A Day in My Online Life

This post is a response to D’Arcy Norman’s Connect Project. The project asks: How do you connect to people online? As a remote employee, managing online course development projects, online communication and connection makes up most of my day. So to answer this question I tracked first who I connected with and then how the connections took place today.

Connecting with Colleagues: Today this includes my supervisor, co-workers, and project team members (an instructional designer, subject matter experts [SME], program chairs), and teaching faculty.

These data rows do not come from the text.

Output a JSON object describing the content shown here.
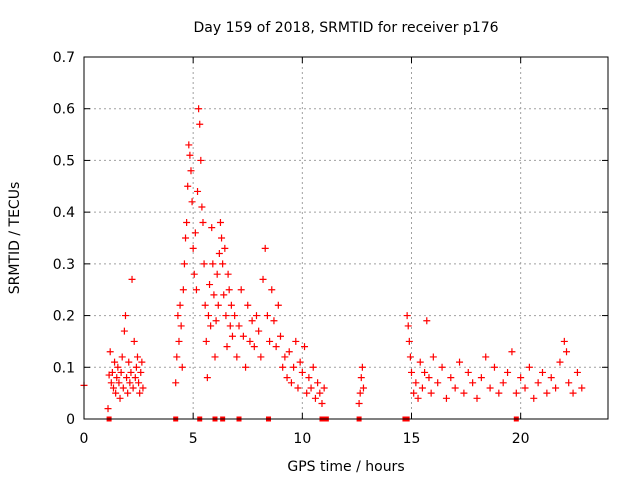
{
  "chart_data": {
    "type": "scatter",
    "title": "Day 159 of 2018, SRMTID for receiver p176",
    "xlabel": "GPS time / hours",
    "ylabel": "SRMTID / TECUs",
    "xlim": [
      0,
      24
    ],
    "ylim": [
      0,
      0.7
    ],
    "xticks": [
      0,
      5,
      10,
      15,
      20
    ],
    "xtick_labels": [
      "0",
      "5",
      "10",
      "15",
      "20"
    ],
    "yticks": [
      0,
      0.1,
      0.2,
      0.3,
      0.4,
      0.5,
      0.6,
      0.7
    ],
    "ytick_labels": [
      "0",
      "0.1",
      "0.2",
      "0.3",
      "0.4",
      "0.5",
      "0.6",
      "0.7"
    ],
    "grid": true,
    "marker": "plus",
    "color": "#ff0000",
    "series": [
      {
        "name": "SRMTID",
        "points": [
          [
            0.0,
            0.065
          ],
          [
            1.1,
            0.02
          ],
          [
            1.15,
            0.085
          ],
          [
            1.2,
            0.13
          ],
          [
            1.25,
            0.07
          ],
          [
            1.3,
            0.09
          ],
          [
            1.35,
            0.06
          ],
          [
            1.4,
            0.11
          ],
          [
            1.45,
            0.05
          ],
          [
            1.5,
            0.08
          ],
          [
            1.55,
            0.1
          ],
          [
            1.6,
            0.07
          ],
          [
            1.65,
            0.04
          ],
          [
            1.7,
            0.09
          ],
          [
            1.75,
            0.12
          ],
          [
            1.8,
            0.06
          ],
          [
            1.85,
            0.17
          ],
          [
            1.9,
            0.2
          ],
          [
            1.95,
            0.08
          ],
          [
            2.0,
            0.05
          ],
          [
            2.05,
            0.11
          ],
          [
            2.1,
            0.07
          ],
          [
            2.15,
            0.09
          ],
          [
            2.2,
            0.27
          ],
          [
            2.25,
            0.06
          ],
          [
            2.3,
            0.15
          ],
          [
            2.35,
            0.08
          ],
          [
            2.4,
            0.1
          ],
          [
            2.45,
            0.12
          ],
          [
            2.5,
            0.07
          ],
          [
            2.55,
            0.05
          ],
          [
            2.6,
            0.09
          ],
          [
            2.65,
            0.11
          ],
          [
            2.7,
            0.06
          ],
          [
            4.2,
            0.07
          ],
          [
            4.25,
            0.12
          ],
          [
            4.3,
            0.2
          ],
          [
            4.35,
            0.15
          ],
          [
            4.4,
            0.22
          ],
          [
            4.45,
            0.18
          ],
          [
            4.5,
            0.1
          ],
          [
            4.55,
            0.25
          ],
          [
            4.6,
            0.3
          ],
          [
            4.65,
            0.35
          ],
          [
            4.7,
            0.38
          ],
          [
            4.75,
            0.45
          ],
          [
            4.8,
            0.53
          ],
          [
            4.85,
            0.51
          ],
          [
            4.9,
            0.48
          ],
          [
            4.95,
            0.42
          ],
          [
            5.0,
            0.33
          ],
          [
            5.05,
            0.28
          ],
          [
            5.1,
            0.36
          ],
          [
            5.15,
            0.25
          ],
          [
            5.2,
            0.44
          ],
          [
            5.25,
            0.6
          ],
          [
            5.3,
            0.57
          ],
          [
            5.35,
            0.5
          ],
          [
            5.4,
            0.41
          ],
          [
            5.45,
            0.38
          ],
          [
            5.5,
            0.3
          ],
          [
            5.55,
            0.22
          ],
          [
            5.6,
            0.15
          ],
          [
            5.65,
            0.08
          ],
          [
            5.7,
            0.2
          ],
          [
            5.75,
            0.26
          ],
          [
            5.8,
            0.18
          ],
          [
            5.85,
            0.37
          ],
          [
            5.9,
            0.3
          ],
          [
            5.95,
            0.24
          ],
          [
            6.0,
            0.12
          ],
          [
            6.05,
            0.19
          ],
          [
            6.1,
            0.28
          ],
          [
            6.15,
            0.22
          ],
          [
            6.2,
            0.32
          ],
          [
            6.25,
            0.38
          ],
          [
            6.3,
            0.35
          ],
          [
            6.35,
            0.3
          ],
          [
            6.4,
            0.24
          ],
          [
            6.45,
            0.33
          ],
          [
            6.5,
            0.2
          ],
          [
            6.55,
            0.14
          ],
          [
            6.6,
            0.28
          ],
          [
            6.65,
            0.25
          ],
          [
            6.7,
            0.18
          ],
          [
            6.75,
            0.22
          ],
          [
            6.8,
            0.16
          ],
          [
            6.9,
            0.2
          ],
          [
            7.0,
            0.12
          ],
          [
            7.1,
            0.18
          ],
          [
            7.2,
            0.25
          ],
          [
            7.3,
            0.16
          ],
          [
            7.4,
            0.1
          ],
          [
            7.5,
            0.22
          ],
          [
            7.6,
            0.15
          ],
          [
            7.7,
            0.19
          ],
          [
            7.8,
            0.14
          ],
          [
            7.9,
            0.2
          ],
          [
            8.0,
            0.17
          ],
          [
            8.1,
            0.12
          ],
          [
            8.2,
            0.27
          ],
          [
            8.3,
            0.33
          ],
          [
            8.4,
            0.2
          ],
          [
            8.5,
            0.15
          ],
          [
            8.6,
            0.25
          ],
          [
            8.7,
            0.19
          ],
          [
            8.8,
            0.14
          ],
          [
            8.9,
            0.22
          ],
          [
            9.0,
            0.16
          ],
          [
            9.1,
            0.1
          ],
          [
            9.2,
            0.12
          ],
          [
            9.3,
            0.08
          ],
          [
            9.4,
            0.13
          ],
          [
            9.5,
            0.07
          ],
          [
            9.6,
            0.1
          ],
          [
            9.7,
            0.15
          ],
          [
            9.8,
            0.06
          ],
          [
            9.9,
            0.11
          ],
          [
            10.0,
            0.09
          ],
          [
            10.1,
            0.14
          ],
          [
            10.2,
            0.05
          ],
          [
            10.3,
            0.08
          ],
          [
            10.4,
            0.06
          ],
          [
            10.5,
            0.1
          ],
          [
            10.6,
            0.04
          ],
          [
            10.7,
            0.07
          ],
          [
            10.8,
            0.05
          ],
          [
            10.9,
            0.03
          ],
          [
            11.0,
            0.06
          ],
          [
            12.6,
            0.03
          ],
          [
            12.65,
            0.05
          ],
          [
            12.7,
            0.08
          ],
          [
            12.75,
            0.1
          ],
          [
            12.8,
            0.06
          ],
          [
            14.8,
            0.2
          ],
          [
            14.85,
            0.18
          ],
          [
            14.9,
            0.15
          ],
          [
            14.95,
            0.12
          ],
          [
            15.0,
            0.09
          ],
          [
            15.1,
            0.05
          ],
          [
            15.2,
            0.07
          ],
          [
            15.3,
            0.04
          ],
          [
            15.4,
            0.11
          ],
          [
            15.5,
            0.06
          ],
          [
            15.6,
            0.09
          ],
          [
            15.7,
            0.19
          ],
          [
            15.8,
            0.08
          ],
          [
            15.9,
            0.05
          ],
          [
            16.0,
            0.12
          ],
          [
            16.2,
            0.07
          ],
          [
            16.4,
            0.1
          ],
          [
            16.6,
            0.04
          ],
          [
            16.8,
            0.08
          ],
          [
            17.0,
            0.06
          ],
          [
            17.2,
            0.11
          ],
          [
            17.4,
            0.05
          ],
          [
            17.6,
            0.09
          ],
          [
            17.8,
            0.07
          ],
          [
            18.0,
            0.04
          ],
          [
            18.2,
            0.08
          ],
          [
            18.4,
            0.12
          ],
          [
            18.6,
            0.06
          ],
          [
            18.8,
            0.1
          ],
          [
            19.0,
            0.05
          ],
          [
            19.2,
            0.07
          ],
          [
            19.4,
            0.09
          ],
          [
            19.6,
            0.13
          ],
          [
            19.8,
            0.05
          ],
          [
            20.0,
            0.08
          ],
          [
            20.2,
            0.06
          ],
          [
            20.4,
            0.1
          ],
          [
            20.6,
            0.04
          ],
          [
            20.8,
            0.07
          ],
          [
            21.0,
            0.09
          ],
          [
            21.2,
            0.05
          ],
          [
            21.4,
            0.08
          ],
          [
            21.6,
            0.06
          ],
          [
            21.8,
            0.11
          ],
          [
            22.0,
            0.15
          ],
          [
            22.1,
            0.13
          ],
          [
            22.2,
            0.07
          ],
          [
            22.4,
            0.05
          ],
          [
            22.6,
            0.09
          ],
          [
            22.8,
            0.06
          ]
        ]
      }
    ],
    "baseline_markers_x": [
      1.15,
      4.2,
      5.3,
      6.0,
      6.35,
      7.1,
      8.45,
      10.9,
      11.1,
      12.6,
      14.7,
      14.8,
      19.8
    ]
  }
}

  • E-mail sent from a work account mostly answering questions about courses in development.
  • Calendar Tool (our organization uses Outlook) Looked at others’ schedules. Sent out and accepted meeting invitations.
  • Skype used for both instant messaging and for a conference call. I currently have a Skype Number I use for work. I can call outside numbers and others can call in to my Skype account from their phones, too.
  • On Sharepoint I posted updated files for an instructional designer and reorganized a folder with docs that are posted in all of our courses. I also responded to an issue posted by an instructor on another Sharepoint site.
  • I uploaded documents to Basecamp and introduced this tool to a new SME to kick-off a project. Basecamp includes our project milestones, to-do lists, existing content files for editing, etc.

Connecting with Students: These are the consumers of the courses I help to prepare and produce. I am not currently teaching, but I think I connect with students nonetheless through updates to individual courses in our Learning Management System. This took place in the form of:

  • added Announcements,
  • updates to reading lists, and
  • review of a course in the final stages of development.

Connecting with Friends: Friends, family, and former colleagues

  • E-mail sent from a personal account. A former classmate just received news of a job offer! (Note to self: send e-card.)

Connecting with the Public at-large: posting information and responding to others’ posts.

  • Twitter via Tweetdeck is usually running on my computer. Today I sent out a few tweets and followed a little bit of the #ecoo conference. The majority of my tweets are related to work, either passing along some piece of information I think might be helpful or asking others for recommendations. This is the newest way in which I connect with people online.
  • Blog posts like this one. Hopefully it will help me connect with a reader or two. I also posted a comment on one other blog today.

While not used today, it is also worth mentioning that I often connect with others online via synchronous web meeting-type spaces. My employer uses Adobe Connect Pro and this has been successful recently for professional development sessions and a virtual conference.

How is your online day different from mine? Any suggestions for new tools to connect?